MIT astronomers have detected what appears to be a black widow binary with the shortest orbital period ever recorded, reports Becky Ferreira for Vice. “It behaves exactly like a black widow in many, many ways,” says postdoctoral fellow Kevin Burdge, “but it also does a few new things that we've never seen before in any known black widow.” 

VICE

Vice reporter Becky Ferreira writes that MIT researchers developed a new system, called the Reverberation Machine, to detect the echoes from eight new echoing black hole binaries. “These echoes offer a rarely seen glimpse into the otherworldly surroundings of stellar-mass black holes, which are about five to 15 times the mass of the Sun,” writes Ferreira.

Times Higher Education

Lecturer John Liu and Mary Ellen Wiltrout, director of online and blended learning initiatives in the Department of Biology, share how the pandemic has transformed the way in which universities approach digital teaching.

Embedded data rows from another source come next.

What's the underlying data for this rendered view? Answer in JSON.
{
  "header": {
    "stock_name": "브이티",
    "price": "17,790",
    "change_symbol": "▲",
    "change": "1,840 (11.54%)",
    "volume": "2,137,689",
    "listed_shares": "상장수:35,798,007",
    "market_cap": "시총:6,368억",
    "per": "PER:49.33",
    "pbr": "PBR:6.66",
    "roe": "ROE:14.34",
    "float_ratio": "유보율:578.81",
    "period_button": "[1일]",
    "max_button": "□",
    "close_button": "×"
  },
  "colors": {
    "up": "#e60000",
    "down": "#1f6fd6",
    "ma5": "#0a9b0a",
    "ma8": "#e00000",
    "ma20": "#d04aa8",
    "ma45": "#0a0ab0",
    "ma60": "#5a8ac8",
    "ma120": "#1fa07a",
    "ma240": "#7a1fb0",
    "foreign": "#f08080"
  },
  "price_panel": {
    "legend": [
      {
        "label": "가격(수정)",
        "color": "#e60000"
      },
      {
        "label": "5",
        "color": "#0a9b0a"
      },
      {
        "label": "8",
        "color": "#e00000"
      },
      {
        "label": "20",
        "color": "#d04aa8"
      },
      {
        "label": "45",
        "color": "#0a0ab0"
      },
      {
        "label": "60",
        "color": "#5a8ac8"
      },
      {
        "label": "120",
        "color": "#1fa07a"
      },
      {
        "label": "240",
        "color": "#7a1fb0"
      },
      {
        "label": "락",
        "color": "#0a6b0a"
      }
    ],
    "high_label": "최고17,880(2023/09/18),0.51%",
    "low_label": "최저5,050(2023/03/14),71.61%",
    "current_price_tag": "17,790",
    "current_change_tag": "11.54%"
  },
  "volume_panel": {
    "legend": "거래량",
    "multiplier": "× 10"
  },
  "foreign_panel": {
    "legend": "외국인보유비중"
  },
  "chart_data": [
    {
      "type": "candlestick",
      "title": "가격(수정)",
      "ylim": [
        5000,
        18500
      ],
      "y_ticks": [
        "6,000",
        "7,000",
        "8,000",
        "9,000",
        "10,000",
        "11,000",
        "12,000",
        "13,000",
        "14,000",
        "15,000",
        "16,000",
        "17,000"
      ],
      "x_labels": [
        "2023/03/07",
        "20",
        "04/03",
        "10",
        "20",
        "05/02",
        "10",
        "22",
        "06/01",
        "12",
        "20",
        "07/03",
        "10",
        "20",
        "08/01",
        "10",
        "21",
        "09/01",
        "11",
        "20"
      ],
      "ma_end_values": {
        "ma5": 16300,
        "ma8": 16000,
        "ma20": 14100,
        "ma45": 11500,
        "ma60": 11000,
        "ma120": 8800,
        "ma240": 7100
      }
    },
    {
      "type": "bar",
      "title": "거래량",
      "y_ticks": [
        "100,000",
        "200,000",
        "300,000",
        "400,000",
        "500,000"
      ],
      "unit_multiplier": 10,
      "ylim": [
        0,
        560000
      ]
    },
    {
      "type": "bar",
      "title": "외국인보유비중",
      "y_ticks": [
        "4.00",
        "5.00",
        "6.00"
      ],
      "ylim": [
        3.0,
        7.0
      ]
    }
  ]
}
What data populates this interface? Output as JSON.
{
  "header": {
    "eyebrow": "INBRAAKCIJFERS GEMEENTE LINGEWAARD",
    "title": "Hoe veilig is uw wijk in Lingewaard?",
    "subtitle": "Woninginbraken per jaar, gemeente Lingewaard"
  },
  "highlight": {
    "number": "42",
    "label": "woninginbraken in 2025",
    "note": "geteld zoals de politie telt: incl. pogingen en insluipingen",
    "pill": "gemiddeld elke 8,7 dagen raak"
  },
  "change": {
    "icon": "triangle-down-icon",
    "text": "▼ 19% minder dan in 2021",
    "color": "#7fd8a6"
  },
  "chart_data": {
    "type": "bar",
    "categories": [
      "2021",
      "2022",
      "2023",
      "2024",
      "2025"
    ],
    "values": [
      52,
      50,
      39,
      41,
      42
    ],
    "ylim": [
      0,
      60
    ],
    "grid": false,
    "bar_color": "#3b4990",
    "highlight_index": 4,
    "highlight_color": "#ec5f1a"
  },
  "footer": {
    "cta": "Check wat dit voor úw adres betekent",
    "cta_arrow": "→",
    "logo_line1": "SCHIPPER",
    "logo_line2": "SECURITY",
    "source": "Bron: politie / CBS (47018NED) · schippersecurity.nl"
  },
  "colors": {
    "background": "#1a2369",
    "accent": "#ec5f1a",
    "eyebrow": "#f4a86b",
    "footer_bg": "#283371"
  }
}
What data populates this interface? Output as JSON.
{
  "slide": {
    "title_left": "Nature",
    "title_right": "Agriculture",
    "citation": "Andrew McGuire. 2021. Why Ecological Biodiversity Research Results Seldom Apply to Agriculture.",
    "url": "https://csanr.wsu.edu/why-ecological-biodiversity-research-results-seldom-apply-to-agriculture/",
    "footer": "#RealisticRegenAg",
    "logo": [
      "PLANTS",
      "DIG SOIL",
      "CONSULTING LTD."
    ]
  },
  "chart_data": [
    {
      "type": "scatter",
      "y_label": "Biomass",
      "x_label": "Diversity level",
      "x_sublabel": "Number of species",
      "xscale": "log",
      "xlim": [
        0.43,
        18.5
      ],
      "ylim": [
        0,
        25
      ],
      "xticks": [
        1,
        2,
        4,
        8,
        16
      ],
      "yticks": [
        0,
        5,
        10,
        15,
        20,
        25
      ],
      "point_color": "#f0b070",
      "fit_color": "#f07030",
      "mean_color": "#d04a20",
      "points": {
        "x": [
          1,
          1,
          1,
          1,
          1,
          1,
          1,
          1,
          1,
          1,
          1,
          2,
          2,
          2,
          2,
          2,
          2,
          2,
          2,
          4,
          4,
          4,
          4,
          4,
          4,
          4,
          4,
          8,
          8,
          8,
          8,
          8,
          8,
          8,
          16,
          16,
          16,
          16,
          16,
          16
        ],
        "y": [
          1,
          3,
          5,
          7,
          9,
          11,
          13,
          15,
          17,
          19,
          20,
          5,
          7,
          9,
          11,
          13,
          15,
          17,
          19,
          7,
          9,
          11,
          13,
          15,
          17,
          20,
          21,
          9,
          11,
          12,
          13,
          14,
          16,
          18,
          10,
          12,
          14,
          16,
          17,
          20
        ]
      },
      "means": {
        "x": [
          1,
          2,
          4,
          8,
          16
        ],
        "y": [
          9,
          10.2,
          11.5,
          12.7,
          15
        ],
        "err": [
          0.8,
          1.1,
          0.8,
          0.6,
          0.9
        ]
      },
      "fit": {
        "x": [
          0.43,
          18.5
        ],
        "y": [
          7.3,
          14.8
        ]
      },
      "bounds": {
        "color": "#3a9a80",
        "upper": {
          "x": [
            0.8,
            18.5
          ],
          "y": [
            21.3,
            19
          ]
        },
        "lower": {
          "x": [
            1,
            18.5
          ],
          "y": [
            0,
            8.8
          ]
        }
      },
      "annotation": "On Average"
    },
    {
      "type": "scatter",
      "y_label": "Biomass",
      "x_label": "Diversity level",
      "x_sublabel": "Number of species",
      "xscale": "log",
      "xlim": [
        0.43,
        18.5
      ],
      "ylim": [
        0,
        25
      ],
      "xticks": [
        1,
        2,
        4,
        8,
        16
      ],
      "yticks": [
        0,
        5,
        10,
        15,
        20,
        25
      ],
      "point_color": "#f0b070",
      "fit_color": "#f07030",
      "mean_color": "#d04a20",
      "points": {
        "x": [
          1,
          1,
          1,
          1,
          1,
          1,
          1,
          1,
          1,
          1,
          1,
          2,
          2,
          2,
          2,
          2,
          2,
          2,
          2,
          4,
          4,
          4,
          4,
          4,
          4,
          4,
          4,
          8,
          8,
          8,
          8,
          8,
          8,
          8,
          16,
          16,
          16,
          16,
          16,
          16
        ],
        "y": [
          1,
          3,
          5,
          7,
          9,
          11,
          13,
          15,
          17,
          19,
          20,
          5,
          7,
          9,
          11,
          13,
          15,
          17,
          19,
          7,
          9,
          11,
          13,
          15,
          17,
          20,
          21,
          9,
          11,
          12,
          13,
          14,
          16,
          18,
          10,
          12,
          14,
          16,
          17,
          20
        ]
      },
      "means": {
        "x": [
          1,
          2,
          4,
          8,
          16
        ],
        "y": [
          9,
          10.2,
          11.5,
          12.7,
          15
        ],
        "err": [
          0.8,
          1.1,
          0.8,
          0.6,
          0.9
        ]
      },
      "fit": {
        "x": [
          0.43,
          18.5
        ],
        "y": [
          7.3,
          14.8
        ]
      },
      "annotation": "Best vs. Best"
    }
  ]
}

Liu noted that the pandemic had “forced [universities] to rethink community and support…on a class level but maybe on a program level” as well as to refocus on how teaching modes best served learning objectives,” reports Times Higher Education.

Gizmodo

MIT researchers have detected eight echoing black hole binaries in the Milky Way and then converted the black hole X-ray emissions into sound waves, reports Isaac Schultz for Gizmodo. The researchers developed a new tool, dubbed the Reverberation Machine, which “combed satellite data from NICER, a telescope aboard the International Space Station that studies X-ray emissions from sources like black holes and neutron stars, including a weird type of emission known as an ‘echo.’”

State House News

MIT President L. Rafael Reif and Special Presidential Envoy for Climate John Kerry discussed the urgency of addressing climate change during the Climate Grand Challenges Showcase event, reports Chris Lisinski for the State House News Service. “Climate change has been called a ‘super wicked’ problem. In Boston, that might sound like a local way of saying ‘really hard,’ but this phrase is actually a technical term,” Reif said. “It describes any enormously complex societal problem that has no single right answer and no clear finish line as well as multiple stakeholders with conflicting priorities and no central authority empowered to solve it.”